There's no substitute for spending a lot of time with bone and cloth to get a rusty tsuba into shape. Once you've conquered rust, store your guard in one of the wood boxes made for tsuba. Compared to the cost of all of the work you've just done, the box is cheap. After a fresh sword polish, who would leave that blade out on the shelf, or wrapped up in paper, rather than pay for a shirasaya? Be aware that most of the tsuba boxes you will come across have the center post attached by two very sharp nails coming up from the bottom of the box. Transporting tsuba in this type of box will eventually cause the center post to come loose from the weight of the tsuba moving around on it. Once that happens, the tsuba will rattle around on top of those little nails and scratch up the seppa dai.

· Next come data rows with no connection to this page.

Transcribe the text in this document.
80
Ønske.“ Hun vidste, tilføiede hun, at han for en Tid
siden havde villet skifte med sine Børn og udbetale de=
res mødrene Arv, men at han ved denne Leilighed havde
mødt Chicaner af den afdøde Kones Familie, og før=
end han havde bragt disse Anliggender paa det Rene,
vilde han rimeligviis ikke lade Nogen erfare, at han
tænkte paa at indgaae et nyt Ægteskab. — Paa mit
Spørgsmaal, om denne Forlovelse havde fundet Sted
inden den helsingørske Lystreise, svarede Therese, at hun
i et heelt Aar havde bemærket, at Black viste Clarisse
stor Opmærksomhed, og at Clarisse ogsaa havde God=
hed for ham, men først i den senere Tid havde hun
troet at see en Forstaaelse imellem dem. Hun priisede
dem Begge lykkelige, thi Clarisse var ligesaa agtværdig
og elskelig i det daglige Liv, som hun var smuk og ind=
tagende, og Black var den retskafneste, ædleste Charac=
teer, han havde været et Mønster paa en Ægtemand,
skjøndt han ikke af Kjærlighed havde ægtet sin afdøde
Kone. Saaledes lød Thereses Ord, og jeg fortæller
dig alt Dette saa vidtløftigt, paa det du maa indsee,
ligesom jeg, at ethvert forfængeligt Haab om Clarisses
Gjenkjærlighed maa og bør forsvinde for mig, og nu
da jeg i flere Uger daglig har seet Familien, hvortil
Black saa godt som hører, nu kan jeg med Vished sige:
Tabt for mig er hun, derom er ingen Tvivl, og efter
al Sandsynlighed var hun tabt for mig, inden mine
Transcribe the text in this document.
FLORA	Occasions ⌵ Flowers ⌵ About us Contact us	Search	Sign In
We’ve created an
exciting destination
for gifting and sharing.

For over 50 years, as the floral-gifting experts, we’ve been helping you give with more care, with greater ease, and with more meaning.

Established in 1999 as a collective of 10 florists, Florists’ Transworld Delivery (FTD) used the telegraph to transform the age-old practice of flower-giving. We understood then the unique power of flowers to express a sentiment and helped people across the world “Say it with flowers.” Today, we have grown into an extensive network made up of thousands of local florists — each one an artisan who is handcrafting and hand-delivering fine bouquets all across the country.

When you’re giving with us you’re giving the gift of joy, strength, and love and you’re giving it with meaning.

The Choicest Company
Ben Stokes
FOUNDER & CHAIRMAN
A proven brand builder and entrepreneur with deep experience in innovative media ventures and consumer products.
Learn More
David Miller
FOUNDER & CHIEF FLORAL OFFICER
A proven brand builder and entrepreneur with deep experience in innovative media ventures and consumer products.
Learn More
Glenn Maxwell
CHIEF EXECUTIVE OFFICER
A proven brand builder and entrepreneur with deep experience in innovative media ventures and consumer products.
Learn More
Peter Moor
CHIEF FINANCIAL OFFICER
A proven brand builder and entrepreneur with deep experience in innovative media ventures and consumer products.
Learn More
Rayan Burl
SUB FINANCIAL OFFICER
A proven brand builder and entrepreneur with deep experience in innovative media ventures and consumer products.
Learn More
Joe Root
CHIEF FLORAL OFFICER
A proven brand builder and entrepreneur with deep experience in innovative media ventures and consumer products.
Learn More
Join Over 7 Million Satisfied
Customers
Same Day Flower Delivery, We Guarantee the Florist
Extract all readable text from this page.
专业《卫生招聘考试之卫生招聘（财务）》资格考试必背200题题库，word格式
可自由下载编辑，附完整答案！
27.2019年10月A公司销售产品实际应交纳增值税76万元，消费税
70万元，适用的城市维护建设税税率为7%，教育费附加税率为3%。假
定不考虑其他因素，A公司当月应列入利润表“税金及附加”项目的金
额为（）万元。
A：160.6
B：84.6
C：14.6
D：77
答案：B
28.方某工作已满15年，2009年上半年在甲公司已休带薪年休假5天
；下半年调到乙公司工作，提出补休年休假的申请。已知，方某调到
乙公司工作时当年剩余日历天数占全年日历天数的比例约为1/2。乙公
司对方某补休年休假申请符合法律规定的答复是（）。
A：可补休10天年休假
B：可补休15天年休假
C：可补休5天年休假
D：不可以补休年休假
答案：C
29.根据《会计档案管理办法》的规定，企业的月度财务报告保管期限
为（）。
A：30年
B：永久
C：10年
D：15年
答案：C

Always transport tsuba in cloth bags.
Periodically take your tsuba out and give it some light rubbing with the cloth. Try to keep your fingers off, since you risk starting more rust this way.
When I was discussing the initial cleaning, I mentioned that there are a couple of alternatives to consider. In the case of a guard already in good condition, free of rust, etc., but simply covered in wax, it is usually possible to safely remove the wax by rubbing with some isopropyl alcohol.
Additionally, you will occasionally come across a guard that has been coated in polyurethane or some other tough, modern finish. For these, there is a commercial stripper called Strypeeze that will not harm the iron or patina. It could harm you, though, so wear gloves and work with plenty of ventilation and/or a solvent respirator.
Other problems that you can encounter include fire scale, a depatinated plate, cracks and breaks or other serious damage. Unfortunately, these will require professional care. Experimenting with home treatments will generally result in further damage to the plate.